Hire your way to growth

Let’s make 2015 the year to hire in your small business. Why? Because you want to grow your business.

Most small business owners and entrepreneurs want growth. They want to see their business expand, with more customers and greater sales and profits. But one of “Rhonda’s Rules” is: “You can’t grow alone.”

If you want to build a company of any significant size or value, you need help. You need to build a team of employees and/or contractors.

Don’t think you need help? Well, ask yourself this question: Are you creating a job or are you creating a business?

If you’re creating a job for yourself — self-employment — then it’s fine to try to do everything on your own. But if you want to create something that has value beyond just selling your time — if you want to create wealth — then you need to build a business. And that means you need to develop a team.

Hiring changed my business. I wish I had done it sooner.

I was a self-employed consultant doing rather well. But I spent much of my time running to the post office, sending out invoices and handling paperwork. That was time I could have spent searching for and serving new clients, writing books and columns, and making more money.

So one day, I took the plunge and hired a part-time administrative assistant. I paid just $10 an hour for 20 hours a week. I was lucky; I found a cracker-jack person. It changed my life. Since then, I’ve hired many more employees and contractors. And my business has grown in size and in value.

Hiring can change your business, too. And like I did, you can start small.

Why should you hire?

1. Hiring grows your business. Having a team enables you to concentrate your time and energies on the work you do best, rather than administrative or sales tasks. It increases your company’s overall capacity. You can sell more because you have more resources to serve additional clients or customers.

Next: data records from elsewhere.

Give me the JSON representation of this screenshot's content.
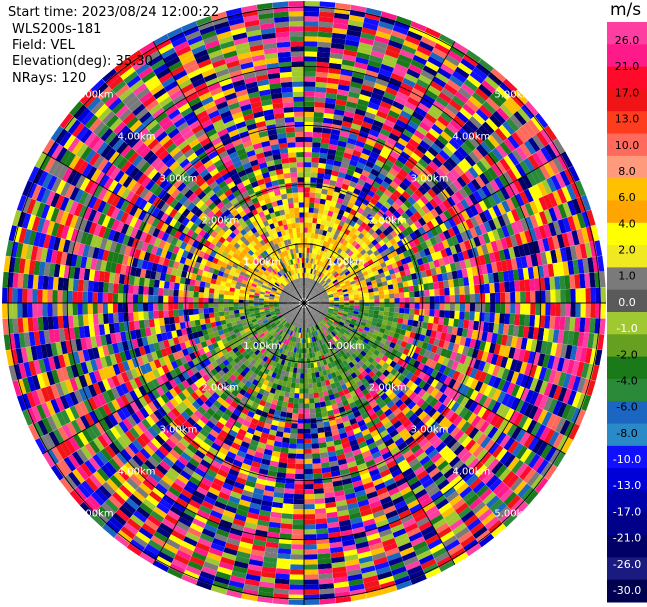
{
  "header": {
    "start_time": "Start time: 2023/08/24 12:00:22",
    "instrument": "WLS200s-181",
    "field": "Field: VEL",
    "elevation": "Elevation(deg): 35.30",
    "nrays": "NRays: 120"
  },
  "chart_data": {
    "type": "heatmap",
    "projection": "polar-ppi",
    "units": "m/s",
    "n_rays": 120,
    "range_ring_labels": [
      "1.00km",
      "2.00km",
      "3.00km",
      "4.00km",
      "5.00km"
    ],
    "colorbar": {
      "unit_label": "m/s",
      "tick_labels": [
        "26.0",
        "21.0",
        "17.0",
        "13.0",
        "10.0",
        "8.0",
        "6.0",
        "4.0",
        "2.0",
        "1.0",
        "0.0",
        "-1.0",
        "-2.0",
        "-4.0",
        "-6.0",
        "-8.0",
        "-10.0",
        "-13.0",
        "-17.0",
        "-21.0",
        "-26.0",
        "-30.0"
      ],
      "colors": [
        "#ff3ea2",
        "#ff1a8a",
        "#ff0a2a",
        "#f01416",
        "#ff3c1e",
        "#ff6a5c",
        "#ff9a7c",
        "#ffc000",
        "#ffa400",
        "#ffff00",
        "#f0e820",
        "#7a7a7a",
        "#5a5a5a",
        "#a0c830",
        "#66a020",
        "#1a7a1a",
        "#2a8a3a",
        "#1a66c0",
        "#2a8ac8",
        "#1010ff",
        "#0000d8",
        "#0000aa",
        "#000088",
        "#000066",
        "#1a1a80",
        "#000050"
      ]
    },
    "inner_pattern": {
      "positive_sector_colors": [
        "#ffff00",
        "#f0e820",
        "#ffc000",
        "#ffa400"
      ],
      "negative_sector_colors": [
        "#66a020",
        "#7ab030",
        "#1a7a1a",
        "#2a8a3a"
      ],
      "near_zero_color": "#7a7a7a",
      "noise_colors": [
        "#ff3ea2",
        "#ff0a2a",
        "#ff6a5c",
        "#ffc000",
        "#ffff00",
        "#7a7a7a",
        "#a0c830",
        "#1a7a1a",
        "#2a8a3a",
        "#1a66c0",
        "#0000d8",
        "#000088",
        "#000066",
        "#ff1a8a",
        "#f01416",
        "#1010ff"
      ]
    }
  }
}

2. Hiring changes your life. Working alone can be lonely. It’s hard to stay motivated and make all the decisions yourself. Having someone else on board brings you skills and capabilities you don’t have yourself, ideally balancing your weaknesses. And, as you grow your overall revenues, you increase the likelihood that you could sell your business one day.

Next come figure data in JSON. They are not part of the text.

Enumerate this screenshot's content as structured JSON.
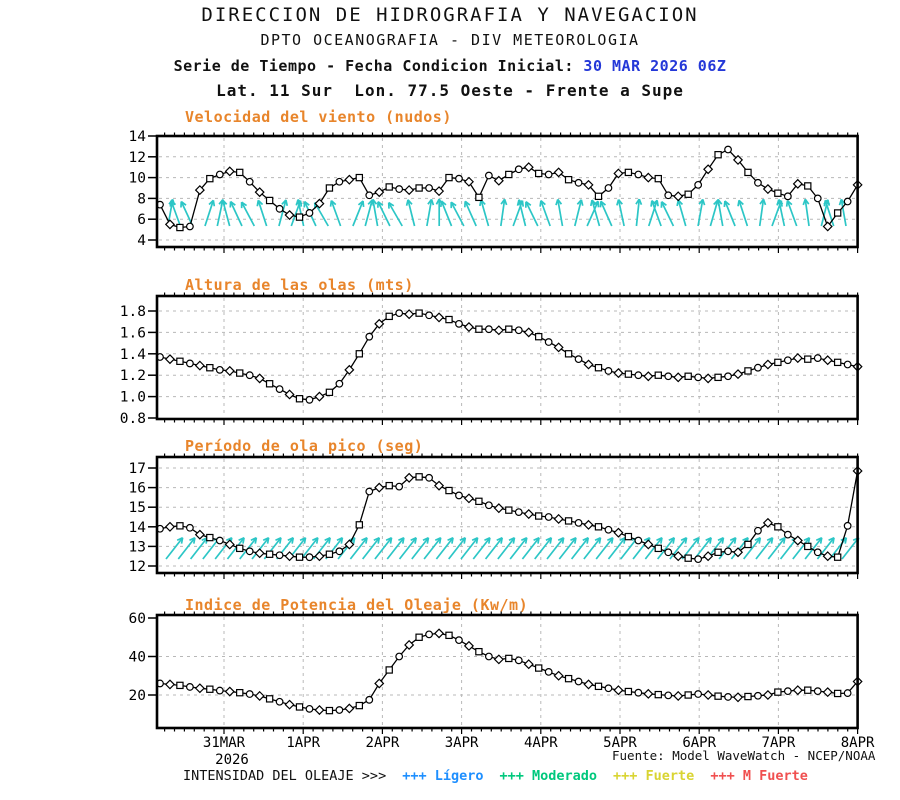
{
  "header": {
    "line1": "DIRECCION DE HIDROGRAFIA Y NAVEGACION",
    "line2": "DPTO OCEANOGRAFIA - DIV METEOROLOGIA",
    "series_label": "Serie de Tiempo - Fecha Condicion Inicial: ",
    "initial_date": "30 MAR 2026 06Z",
    "location": "Lat. 11 Sur  Lon. 77.5 Oeste - Frente a Supe"
  },
  "source": "Fuente: Model WaveWatch - NCEP/NOAA",
  "legend": {
    "label": "INTENSIDAD DEL OLEAJE >>>",
    "items": [
      {
        "label": "+++ Lígero",
        "color": "#1E8FFF"
      },
      {
        "label": "+++ Moderado",
        "color": "#00C87D"
      },
      {
        "label": "+++ Fuerte",
        "color": "#D9D432"
      },
      {
        "label": "+++ M Fuerte",
        "color": "#F05050"
      }
    ]
  },
  "axis": {
    "xlabels": [
      "31MAR",
      "1APR",
      "2APR",
      "3APR",
      "4APR",
      "5APR",
      "6APR",
      "7APR",
      "8APR"
    ],
    "year": "2026"
  },
  "colors": {
    "title_orange": "#E8852B",
    "date_blue": "#2438D8",
    "arrow_cyan": "#2CC6C6",
    "grid": "#B8B8B8"
  },
  "chart_data": [
    {
      "type": "line",
      "title": "Velocidad del viento (nudos)",
      "unit": "nudos",
      "x_start": "30 MAR 2026 06Z",
      "x_step_hours": 3,
      "ylim": [
        3.3,
        14
      ],
      "yticks": [
        "4",
        "6",
        "8",
        "10",
        "12",
        "14"
      ],
      "values": [
        7.4,
        5.5,
        5.2,
        5.3,
        8.8,
        9.9,
        10.3,
        10.6,
        10.5,
        9.6,
        8.6,
        7.8,
        7.0,
        6.4,
        6.2,
        6.6,
        7.5,
        9.0,
        9.6,
        9.8,
        10.0,
        8.3,
        8.6,
        9.1,
        8.9,
        8.8,
        9.0,
        9.0,
        8.7,
        10.0,
        9.9,
        9.6,
        8.1,
        10.2,
        9.7,
        10.3,
        10.8,
        11.0,
        10.4,
        10.3,
        10.5,
        9.8,
        9.5,
        9.3,
        8.2,
        9.0,
        10.4,
        10.5,
        10.3,
        10.0,
        9.9,
        8.3,
        8.2,
        8.4,
        9.3,
        10.8,
        12.2,
        12.7,
        11.7,
        10.5,
        9.5,
        8.9,
        8.5,
        8.2,
        9.4,
        9.2,
        8.0,
        5.3,
        6.6,
        7.7,
        9.3
      ],
      "wind_arrows": {
        "color": "#2CC6C6",
        "angles_deg": [
          10,
          -20,
          -25,
          18,
          12,
          -15,
          -25,
          -28,
          -18,
          15,
          20,
          -12,
          -25,
          -30,
          -20,
          22,
          15,
          -10,
          -26,
          -30,
          -14,
          10,
          0,
          -22,
          -28,
          -24,
          -16,
          8,
          20,
          -14,
          -26,
          -20,
          -10,
          14,
          24,
          -16,
          -24,
          -12,
          6,
          18,
          -20,
          -26,
          -16,
          10,
          16,
          -10,
          -22,
          -18,
          8,
          20,
          -12,
          -20,
          -8,
          14,
          -18,
          -10
        ]
      }
    },
    {
      "type": "line",
      "title": "Altura de las olas (mts)",
      "unit": "mts",
      "x_start": "30 MAR 2026 06Z",
      "x_step_hours": 3,
      "ylim": [
        0.73,
        1.94
      ],
      "yticks": [
        "0.8",
        "1.0",
        "1.2",
        "1.4",
        "1.6",
        "1.8"
      ],
      "values": [
        1.37,
        1.35,
        1.33,
        1.31,
        1.29,
        1.27,
        1.25,
        1.24,
        1.22,
        1.2,
        1.17,
        1.12,
        1.07,
        1.02,
        0.98,
        0.97,
        1.0,
        1.04,
        1.12,
        1.25,
        1.4,
        1.56,
        1.68,
        1.75,
        1.78,
        1.77,
        1.78,
        1.76,
        1.74,
        1.72,
        1.68,
        1.65,
        1.63,
        1.63,
        1.62,
        1.63,
        1.62,
        1.6,
        1.56,
        1.51,
        1.46,
        1.4,
        1.35,
        1.3,
        1.27,
        1.24,
        1.22,
        1.21,
        1.2,
        1.19,
        1.2,
        1.19,
        1.18,
        1.19,
        1.18,
        1.17,
        1.18,
        1.19,
        1.21,
        1.24,
        1.27,
        1.3,
        1.32,
        1.34,
        1.36,
        1.35,
        1.36,
        1.34,
        1.32,
        1.3,
        1.28
      ]
    },
    {
      "type": "line",
      "title": "Período de ola pico (seg)",
      "unit": "seg",
      "x_start": "30 MAR 2026 06Z",
      "x_step_hours": 3,
      "ylim": [
        11.6,
        17.6
      ],
      "yticks": [
        "12",
        "13",
        "14",
        "15",
        "16",
        "17"
      ],
      "values": [
        13.9,
        14.0,
        14.05,
        13.95,
        13.6,
        13.45,
        13.3,
        13.1,
        12.9,
        12.75,
        12.65,
        12.6,
        12.55,
        12.5,
        12.45,
        12.45,
        12.5,
        12.6,
        12.75,
        13.1,
        14.1,
        15.8,
        16.0,
        16.1,
        16.05,
        16.5,
        16.55,
        16.5,
        16.1,
        15.85,
        15.6,
        15.45,
        15.3,
        15.1,
        14.95,
        14.85,
        14.75,
        14.65,
        14.55,
        14.5,
        14.4,
        14.3,
        14.2,
        14.1,
        14.0,
        13.85,
        13.7,
        13.5,
        13.3,
        13.1,
        12.9,
        12.7,
        12.5,
        12.4,
        12.35,
        12.5,
        12.7,
        12.75,
        12.7,
        13.1,
        13.8,
        14.2,
        14.0,
        13.6,
        13.3,
        13.0,
        12.7,
        12.5,
        12.45,
        14.05,
        16.85
      ],
      "swell_arrows": {
        "color": "#2CC6C6",
        "angle_deg": 38,
        "count": 56
      }
    },
    {
      "type": "line",
      "title": "Indice de Potencia del Oleaje (Kw/m)",
      "unit": "Kw/m",
      "x_start": "30 MAR 2026 06Z",
      "x_step_hours": 3,
      "ylim": [
        2.9,
        61.6
      ],
      "yticks": [
        "20",
        "40",
        "60"
      ],
      "values": [
        26,
        25.5,
        25,
        24.2,
        23.5,
        23,
        22.3,
        21.8,
        21.2,
        20.5,
        19.5,
        18,
        16.5,
        15,
        13.8,
        12.8,
        12.2,
        11.9,
        12.2,
        13,
        14.5,
        17.5,
        26,
        33,
        40,
        46,
        50,
        51.5,
        52,
        51,
        48.5,
        45.5,
        42.5,
        40,
        38.5,
        39,
        38,
        36,
        34,
        32,
        30,
        28.5,
        27,
        25.5,
        24.5,
        23.5,
        22.5,
        21.8,
        21.2,
        20.6,
        20.2,
        19.8,
        19.5,
        20,
        20.5,
        20,
        19.4,
        19,
        18.8,
        19.2,
        19.6,
        20,
        21.5,
        22,
        22.5,
        22.5,
        22,
        21.5,
        20.8,
        21,
        27
      ]
    }
  ]
}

3. Hiring changes the world. According to the Small Business Association, in 2010 there were 27.9 million small businesses in the U.S., and three-quarters of them had no employees. If a mere 1 percent of them hired just one employee, they’d create more than 200,000 new jobs.

How much can you pay?

Of course, hiring costs money. To figure out how much you can afford:

1. Review your current monthly cash flow. Will you have enough money in the bank each month to make payroll? Even if your business is profitable at the end of the year, you must pay employees and contractors bi-weekly or monthly. So first take a realistic look at your monthly dollars in and dollars out.

2. Estimate your current monthly profit. Have you consistently been generating enough income to support the type of help you need, as well as yourself?

3. Estimate expected additional income. The goal of hiring employees is to enable you to make more money. How much will your new employee realistically generate? Be conservative.

4. Estimate how much you’ll have to pay. Once you decide what role and tasks you want your new employee or contractor to assume, determine comparable pay rates.

5. Estimate monthly taxes and benefits. Don’t forget that you also have to pay taxes and cover the cost of any benefits for employees.

6. Estimate additional costs. Will you pay higher rent for more space, have increased telecom, travel or energy expenses? Make an estimate of these costs as well.

But don’t be deterred. Sure, hiring employees or contractors costs money. But it’s an investment in your business and your future. Remember, if you want to grow, you need help. So let’s make 2015 the year to hire in your small business.